The grandmother compares The Misfit to Jesus Christ; at this The Misfit offers up his unique take on Christ’s legacy, in effect saying that Jesus’ raising of the dead basically throw, to which the criminal asserts that Jesus’ raising the dead knocked everything out of balance. The grandmother counters this argument by saying that perhaps Christ never did raise the dead. The Misft expresses his wish to have been there to see for himself. He claims that he wouldn’ thave turned out the way he did if only he’d seen actual undeniable proof of Christ’s existence.
And this is the point where the whole them of this elegantly simple, yet often frustratingly ambiguous story kicks in. The grandmother looks up into the face of The Misfit, her own face beatific with Christian love. Her reaches out to lay upon the cheek of The Misfit as she calls him one of her own children. The Misfit instantly recoils from her touch, almost as if she is the serpent in Eden about to strike, and he sends three fatal bullets into her body. On the way back to their car one of the other men observes that the grandmother talked too much, to which The Misfit replies if only someone had always been holding a gun to her, she would have been a good woman.
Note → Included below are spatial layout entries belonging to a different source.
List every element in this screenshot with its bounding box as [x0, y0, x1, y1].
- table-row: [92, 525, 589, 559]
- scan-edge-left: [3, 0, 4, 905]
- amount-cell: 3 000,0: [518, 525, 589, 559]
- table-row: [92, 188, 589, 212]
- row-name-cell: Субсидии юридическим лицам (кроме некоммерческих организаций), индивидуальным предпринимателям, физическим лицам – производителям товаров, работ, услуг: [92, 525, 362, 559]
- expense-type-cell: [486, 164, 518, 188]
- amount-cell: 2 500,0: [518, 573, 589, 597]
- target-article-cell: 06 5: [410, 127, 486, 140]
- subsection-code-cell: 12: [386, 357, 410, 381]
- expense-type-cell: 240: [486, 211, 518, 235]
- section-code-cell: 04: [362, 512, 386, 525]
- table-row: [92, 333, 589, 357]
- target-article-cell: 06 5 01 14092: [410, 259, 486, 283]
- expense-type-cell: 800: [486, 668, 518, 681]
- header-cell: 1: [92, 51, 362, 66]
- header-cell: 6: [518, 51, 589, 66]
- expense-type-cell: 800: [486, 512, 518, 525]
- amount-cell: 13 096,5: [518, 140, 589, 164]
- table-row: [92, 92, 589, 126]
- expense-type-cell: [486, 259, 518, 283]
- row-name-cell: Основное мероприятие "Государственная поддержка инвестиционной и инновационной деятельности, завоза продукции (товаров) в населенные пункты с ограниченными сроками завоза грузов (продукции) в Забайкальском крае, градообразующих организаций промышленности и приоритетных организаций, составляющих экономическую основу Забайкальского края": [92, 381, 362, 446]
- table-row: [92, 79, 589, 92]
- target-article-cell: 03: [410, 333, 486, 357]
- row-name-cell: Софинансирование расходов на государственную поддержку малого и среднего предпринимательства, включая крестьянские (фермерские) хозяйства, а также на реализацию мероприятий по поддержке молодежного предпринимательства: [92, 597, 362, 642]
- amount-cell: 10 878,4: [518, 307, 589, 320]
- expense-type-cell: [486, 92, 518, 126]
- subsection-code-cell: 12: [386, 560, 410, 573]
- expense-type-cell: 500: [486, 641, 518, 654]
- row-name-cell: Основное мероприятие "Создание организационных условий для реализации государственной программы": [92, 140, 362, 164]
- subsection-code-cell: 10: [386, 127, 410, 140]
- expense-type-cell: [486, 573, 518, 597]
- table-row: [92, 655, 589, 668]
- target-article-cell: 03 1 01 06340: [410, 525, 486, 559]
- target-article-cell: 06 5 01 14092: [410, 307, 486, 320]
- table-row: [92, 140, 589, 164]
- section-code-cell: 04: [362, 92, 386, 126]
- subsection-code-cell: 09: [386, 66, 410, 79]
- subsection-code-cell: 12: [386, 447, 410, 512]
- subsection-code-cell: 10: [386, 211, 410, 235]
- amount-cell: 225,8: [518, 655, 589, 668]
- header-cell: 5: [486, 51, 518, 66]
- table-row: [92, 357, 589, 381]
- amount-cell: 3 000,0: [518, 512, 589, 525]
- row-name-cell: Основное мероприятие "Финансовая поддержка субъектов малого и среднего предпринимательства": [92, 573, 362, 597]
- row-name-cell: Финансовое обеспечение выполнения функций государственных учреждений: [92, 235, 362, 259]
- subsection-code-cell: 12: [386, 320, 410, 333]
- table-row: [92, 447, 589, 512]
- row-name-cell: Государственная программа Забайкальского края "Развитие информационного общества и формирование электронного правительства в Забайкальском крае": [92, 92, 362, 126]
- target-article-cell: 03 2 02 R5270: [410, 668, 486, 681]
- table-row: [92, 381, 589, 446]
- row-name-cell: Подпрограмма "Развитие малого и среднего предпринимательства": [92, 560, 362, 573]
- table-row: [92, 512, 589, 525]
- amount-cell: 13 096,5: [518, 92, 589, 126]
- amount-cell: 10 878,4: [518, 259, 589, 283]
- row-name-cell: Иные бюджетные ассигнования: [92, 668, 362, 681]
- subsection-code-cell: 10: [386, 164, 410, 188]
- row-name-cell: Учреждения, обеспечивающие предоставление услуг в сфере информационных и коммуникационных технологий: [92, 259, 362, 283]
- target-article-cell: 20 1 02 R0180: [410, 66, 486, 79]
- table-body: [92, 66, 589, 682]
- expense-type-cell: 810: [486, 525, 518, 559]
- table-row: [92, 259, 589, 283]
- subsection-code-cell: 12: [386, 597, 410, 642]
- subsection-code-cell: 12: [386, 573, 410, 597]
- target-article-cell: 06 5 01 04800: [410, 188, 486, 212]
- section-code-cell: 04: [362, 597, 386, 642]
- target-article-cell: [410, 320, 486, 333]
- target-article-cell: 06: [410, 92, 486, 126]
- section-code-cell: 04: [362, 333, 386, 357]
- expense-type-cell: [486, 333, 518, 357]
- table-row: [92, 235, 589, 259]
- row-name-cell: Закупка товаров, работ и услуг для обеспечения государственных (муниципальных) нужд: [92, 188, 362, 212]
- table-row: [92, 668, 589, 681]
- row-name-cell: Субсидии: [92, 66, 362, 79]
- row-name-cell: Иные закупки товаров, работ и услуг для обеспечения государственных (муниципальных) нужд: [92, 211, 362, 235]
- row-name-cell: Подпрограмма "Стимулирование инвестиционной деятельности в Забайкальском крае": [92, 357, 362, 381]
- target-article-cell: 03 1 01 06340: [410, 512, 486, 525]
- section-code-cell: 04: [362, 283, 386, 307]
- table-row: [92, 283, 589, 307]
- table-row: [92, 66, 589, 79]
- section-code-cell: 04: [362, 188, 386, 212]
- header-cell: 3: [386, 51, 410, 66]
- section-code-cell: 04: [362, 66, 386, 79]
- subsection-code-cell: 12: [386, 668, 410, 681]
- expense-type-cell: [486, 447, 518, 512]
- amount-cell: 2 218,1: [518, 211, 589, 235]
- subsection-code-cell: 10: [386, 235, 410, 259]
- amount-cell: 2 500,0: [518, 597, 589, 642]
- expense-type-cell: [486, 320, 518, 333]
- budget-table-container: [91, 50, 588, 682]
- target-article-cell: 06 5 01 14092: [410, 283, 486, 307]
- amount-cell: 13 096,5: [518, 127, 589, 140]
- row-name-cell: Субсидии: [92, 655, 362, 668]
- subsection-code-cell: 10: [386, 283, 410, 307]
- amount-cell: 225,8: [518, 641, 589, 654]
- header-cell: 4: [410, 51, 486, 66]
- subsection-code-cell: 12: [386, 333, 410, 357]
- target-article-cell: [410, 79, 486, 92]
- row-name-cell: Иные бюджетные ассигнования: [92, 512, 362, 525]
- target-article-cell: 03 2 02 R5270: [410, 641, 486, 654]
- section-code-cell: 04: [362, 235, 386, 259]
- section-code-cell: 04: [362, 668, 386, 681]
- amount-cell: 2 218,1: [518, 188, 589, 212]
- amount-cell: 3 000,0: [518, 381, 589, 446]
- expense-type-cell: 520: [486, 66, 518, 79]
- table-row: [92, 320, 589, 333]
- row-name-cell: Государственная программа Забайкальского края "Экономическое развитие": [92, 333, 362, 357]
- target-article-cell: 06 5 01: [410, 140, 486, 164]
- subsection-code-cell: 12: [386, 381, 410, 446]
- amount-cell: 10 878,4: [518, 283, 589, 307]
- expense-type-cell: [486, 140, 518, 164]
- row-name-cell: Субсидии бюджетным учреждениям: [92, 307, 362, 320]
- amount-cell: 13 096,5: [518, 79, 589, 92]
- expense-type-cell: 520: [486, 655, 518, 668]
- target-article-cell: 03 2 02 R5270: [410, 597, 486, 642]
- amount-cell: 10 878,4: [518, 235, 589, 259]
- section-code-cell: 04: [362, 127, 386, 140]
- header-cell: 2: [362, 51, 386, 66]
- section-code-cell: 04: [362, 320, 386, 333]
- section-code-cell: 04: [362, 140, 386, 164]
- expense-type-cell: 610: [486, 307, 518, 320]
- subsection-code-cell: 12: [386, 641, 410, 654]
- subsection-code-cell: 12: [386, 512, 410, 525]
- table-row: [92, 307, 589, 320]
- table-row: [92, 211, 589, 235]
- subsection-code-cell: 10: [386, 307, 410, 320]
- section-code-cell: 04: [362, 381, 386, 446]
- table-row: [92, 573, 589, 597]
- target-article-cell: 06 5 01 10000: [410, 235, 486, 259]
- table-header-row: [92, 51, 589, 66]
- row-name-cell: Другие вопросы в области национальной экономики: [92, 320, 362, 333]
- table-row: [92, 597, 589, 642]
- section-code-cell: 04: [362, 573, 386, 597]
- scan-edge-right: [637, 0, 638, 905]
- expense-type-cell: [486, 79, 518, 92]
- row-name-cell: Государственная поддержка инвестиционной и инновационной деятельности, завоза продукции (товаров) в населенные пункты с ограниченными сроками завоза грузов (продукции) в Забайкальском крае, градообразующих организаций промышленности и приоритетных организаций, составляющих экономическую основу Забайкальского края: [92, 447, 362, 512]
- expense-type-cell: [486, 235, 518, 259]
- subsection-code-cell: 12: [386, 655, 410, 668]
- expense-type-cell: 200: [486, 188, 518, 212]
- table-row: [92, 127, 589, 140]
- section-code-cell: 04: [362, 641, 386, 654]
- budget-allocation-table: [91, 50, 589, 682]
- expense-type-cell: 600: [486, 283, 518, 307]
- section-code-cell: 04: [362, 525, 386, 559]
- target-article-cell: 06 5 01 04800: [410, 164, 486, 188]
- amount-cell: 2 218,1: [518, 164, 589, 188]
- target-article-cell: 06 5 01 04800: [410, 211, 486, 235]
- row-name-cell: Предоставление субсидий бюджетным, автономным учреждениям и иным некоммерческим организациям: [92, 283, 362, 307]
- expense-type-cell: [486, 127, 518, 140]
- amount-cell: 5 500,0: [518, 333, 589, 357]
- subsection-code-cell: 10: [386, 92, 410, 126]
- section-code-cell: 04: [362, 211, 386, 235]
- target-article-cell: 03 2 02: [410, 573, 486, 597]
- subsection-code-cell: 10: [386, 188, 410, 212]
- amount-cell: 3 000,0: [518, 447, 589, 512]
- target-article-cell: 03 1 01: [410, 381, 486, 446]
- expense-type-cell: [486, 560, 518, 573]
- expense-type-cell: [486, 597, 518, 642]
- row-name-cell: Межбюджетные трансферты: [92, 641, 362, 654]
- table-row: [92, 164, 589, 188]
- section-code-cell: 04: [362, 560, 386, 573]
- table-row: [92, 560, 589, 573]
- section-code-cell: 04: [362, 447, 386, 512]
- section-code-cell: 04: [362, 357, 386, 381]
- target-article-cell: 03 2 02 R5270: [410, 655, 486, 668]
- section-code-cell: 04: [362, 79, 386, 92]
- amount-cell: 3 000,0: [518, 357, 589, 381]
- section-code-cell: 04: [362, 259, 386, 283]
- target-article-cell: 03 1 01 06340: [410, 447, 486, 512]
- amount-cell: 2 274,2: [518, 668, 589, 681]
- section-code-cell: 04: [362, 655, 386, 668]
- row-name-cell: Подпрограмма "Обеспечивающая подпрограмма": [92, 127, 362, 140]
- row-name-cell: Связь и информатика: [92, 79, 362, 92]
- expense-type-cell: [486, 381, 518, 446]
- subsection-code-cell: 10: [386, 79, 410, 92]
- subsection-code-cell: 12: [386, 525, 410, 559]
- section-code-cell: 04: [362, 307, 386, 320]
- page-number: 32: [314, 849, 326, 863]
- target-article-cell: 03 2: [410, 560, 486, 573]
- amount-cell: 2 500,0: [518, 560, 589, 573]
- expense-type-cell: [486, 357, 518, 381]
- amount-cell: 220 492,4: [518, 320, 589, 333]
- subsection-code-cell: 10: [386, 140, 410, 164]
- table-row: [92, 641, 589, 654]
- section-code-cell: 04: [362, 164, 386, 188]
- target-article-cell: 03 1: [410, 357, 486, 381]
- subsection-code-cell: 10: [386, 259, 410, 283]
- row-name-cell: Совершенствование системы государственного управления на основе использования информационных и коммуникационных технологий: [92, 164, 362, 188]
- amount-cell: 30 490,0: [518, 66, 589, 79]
Like so many other O’Connor’s stories, A Good Man is Hard to Find has a downbeat ending; indeed, it is not just downbeat, but even ambiguous. Yes, the whole family is dead, and there’s certainly little that is open-ended about that aspect, but remember that The Misift does get away with it. He literally gets away with mass murder. And yet there seems to something left to told; not something as simplistic as what eventually happens to The Misfit. We all know he’ll die young and violently. But there is something thematically that still needs to be told. The final image we get of the grandmother is of her lying dead in a ditch, a smile on her face. There is so much going on in the final few paragraphs of this relatively short tale that it probably comes as no surprise that most serious academic critiques of this O’Conner masterpiece run at least twice as long as the story itself. A Good Man is Hard to Find is shockingly short considering its status in American literature; a straightforward linear narrative that is told in plain, easily accessible language, but that is nonethless as complex as any of the far more intricate short stories of Joyce or Faulkner.